O número de artigos científicos escrito por mulheres cresceu significativamente nos últimos anos no Brasil. Dados da pesquisa “Gender in The Global Reasearch Landscape” mostram que as publicações acadêmicas, principal método de avaliação dos pesquisadores, igualaram-se nos últimos 20 anos entre homens e mulheres.

No mês de outubro, aconteceu o Intercâmbio Científico-Cultural e a premiação da quinta edição do Prêmio “Respostas Para o Amanhã”. Três turmas vencedoras entre escolas públicas de todo Brasil vieram para São Paulo participar de uma programação rica em aprendizado e muito divertida. Um grupo de 80 alunos de Ensino Médio, em sua maioria meninas, visitou a Samsung, a Universidade de São Paulo e o Museu do Futebol, além de participar de palestras e oficinas.

Gabriela Fraga, aluna do Instituto Federal do Rio Grande do Sul em Osório, pensa em seguir na carreira acadêmica e diz que “existe muito preconceito quando você é mulher e quer ser pesquisadora, mas eu tenho muita sorte porque na minha sala 90% é menina e aí vejo que não estou sozinha”.

Segundo a pesquisadora do Laboratório de Ciências Integráveis da Escola Politécnica USP, Irene Ficheman, “a presença da mulher na ciência é fundamental”, e completa, “Então, para esse número aumentar, temos que criar modelos para as meninas terem uma referência e acreditarem no potencial delas”.

No evento de premiação, essas futuras cientistas foram presenteadas com uma palestra da astrofísica Patrícia Novais que as inspirou através de sua história. Patrícia enfrentou preconceitos por ser mulher na ciência, mas diz para essas meninas que querem ser cientistas, “vocês não estão sozinhas, procurem um apoio e estudem”. A entrevista na íntegra com a Patrícia, você pode ler a seguir:

 

CENPEC: Patrícia, você poderia, por favor, começar se apresentando?
Patrícia: Meu nome é Patrícia Novais. Eu sou física e astrofísica. Trabalho no instituto de astronomia e geofísica da USP, estou terminando meu doutorado agora. Na verdade, em menos de 20 dias, vou defender meu doutorado e, se tudo der certo, vou ser doutora (risos). Atualmente, também trabalho com ciência de dados que é uma outra área bem bacana e que tem crescido bastante, tem sido desafiador.

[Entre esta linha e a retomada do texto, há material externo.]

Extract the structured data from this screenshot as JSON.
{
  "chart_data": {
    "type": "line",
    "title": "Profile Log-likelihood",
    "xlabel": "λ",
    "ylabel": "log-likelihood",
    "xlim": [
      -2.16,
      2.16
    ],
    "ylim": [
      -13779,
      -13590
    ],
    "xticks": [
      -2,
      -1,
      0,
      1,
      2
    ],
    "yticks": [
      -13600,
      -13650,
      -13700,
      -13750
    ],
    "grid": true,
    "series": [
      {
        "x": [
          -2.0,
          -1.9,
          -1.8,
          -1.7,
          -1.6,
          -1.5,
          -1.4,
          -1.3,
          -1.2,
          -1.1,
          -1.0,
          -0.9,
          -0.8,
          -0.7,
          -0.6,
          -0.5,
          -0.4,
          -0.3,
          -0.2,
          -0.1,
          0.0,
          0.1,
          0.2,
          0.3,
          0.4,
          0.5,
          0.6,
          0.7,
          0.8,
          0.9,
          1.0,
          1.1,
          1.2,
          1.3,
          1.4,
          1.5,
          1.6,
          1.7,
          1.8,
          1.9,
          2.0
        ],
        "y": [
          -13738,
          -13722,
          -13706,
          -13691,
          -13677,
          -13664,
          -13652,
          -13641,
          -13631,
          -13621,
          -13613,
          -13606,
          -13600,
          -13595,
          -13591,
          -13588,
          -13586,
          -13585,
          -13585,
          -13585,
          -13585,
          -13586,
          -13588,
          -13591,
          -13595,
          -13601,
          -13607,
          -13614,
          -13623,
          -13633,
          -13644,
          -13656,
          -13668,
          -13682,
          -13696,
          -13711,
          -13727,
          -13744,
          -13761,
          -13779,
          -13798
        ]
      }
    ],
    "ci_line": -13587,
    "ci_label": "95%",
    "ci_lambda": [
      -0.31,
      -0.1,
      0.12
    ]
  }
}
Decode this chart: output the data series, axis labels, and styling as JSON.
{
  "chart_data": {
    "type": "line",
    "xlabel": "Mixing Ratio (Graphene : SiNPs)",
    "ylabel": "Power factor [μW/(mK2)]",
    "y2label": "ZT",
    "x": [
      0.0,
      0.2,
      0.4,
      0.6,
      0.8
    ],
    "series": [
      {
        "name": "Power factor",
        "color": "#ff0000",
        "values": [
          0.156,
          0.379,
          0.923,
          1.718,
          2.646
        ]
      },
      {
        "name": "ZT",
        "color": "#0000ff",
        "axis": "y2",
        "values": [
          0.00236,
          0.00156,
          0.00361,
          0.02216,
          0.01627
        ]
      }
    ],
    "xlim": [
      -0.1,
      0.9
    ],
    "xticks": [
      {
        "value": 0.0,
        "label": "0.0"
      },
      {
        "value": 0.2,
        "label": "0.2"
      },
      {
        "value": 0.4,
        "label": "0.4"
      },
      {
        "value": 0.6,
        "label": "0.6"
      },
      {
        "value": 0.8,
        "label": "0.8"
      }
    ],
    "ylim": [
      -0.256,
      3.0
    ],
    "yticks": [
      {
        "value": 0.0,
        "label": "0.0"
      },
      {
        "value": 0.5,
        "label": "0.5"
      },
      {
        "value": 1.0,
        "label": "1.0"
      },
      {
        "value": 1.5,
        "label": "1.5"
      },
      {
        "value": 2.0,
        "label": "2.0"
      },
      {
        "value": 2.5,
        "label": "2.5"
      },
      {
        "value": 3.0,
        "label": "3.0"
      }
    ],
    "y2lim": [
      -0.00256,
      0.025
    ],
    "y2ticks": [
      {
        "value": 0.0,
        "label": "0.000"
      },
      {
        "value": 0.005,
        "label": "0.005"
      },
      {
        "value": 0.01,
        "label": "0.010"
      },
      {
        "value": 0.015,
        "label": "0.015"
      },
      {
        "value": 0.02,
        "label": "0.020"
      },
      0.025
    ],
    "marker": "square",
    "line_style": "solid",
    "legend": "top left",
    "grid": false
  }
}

Além da ciência, trabalho em vários projetos como professora e como divulgadora de ciência.  Eu acho bastante importante que a gente leve a ciência pra todas as camadas e que ela não fique só no mundo acadêmico, mas que a gente desça da “torre de marfim” e entre em contato com o dia a dia das pessoas para levar esse conhecimento.

Então, hoje eu trabalho com tudo isso, astrofísica mais na academia, mas também com divulgação cientifica e como professora.

 

C: Qual você acha que é a importância de um evento como esse e dessa viagem na vida desses adolescentes?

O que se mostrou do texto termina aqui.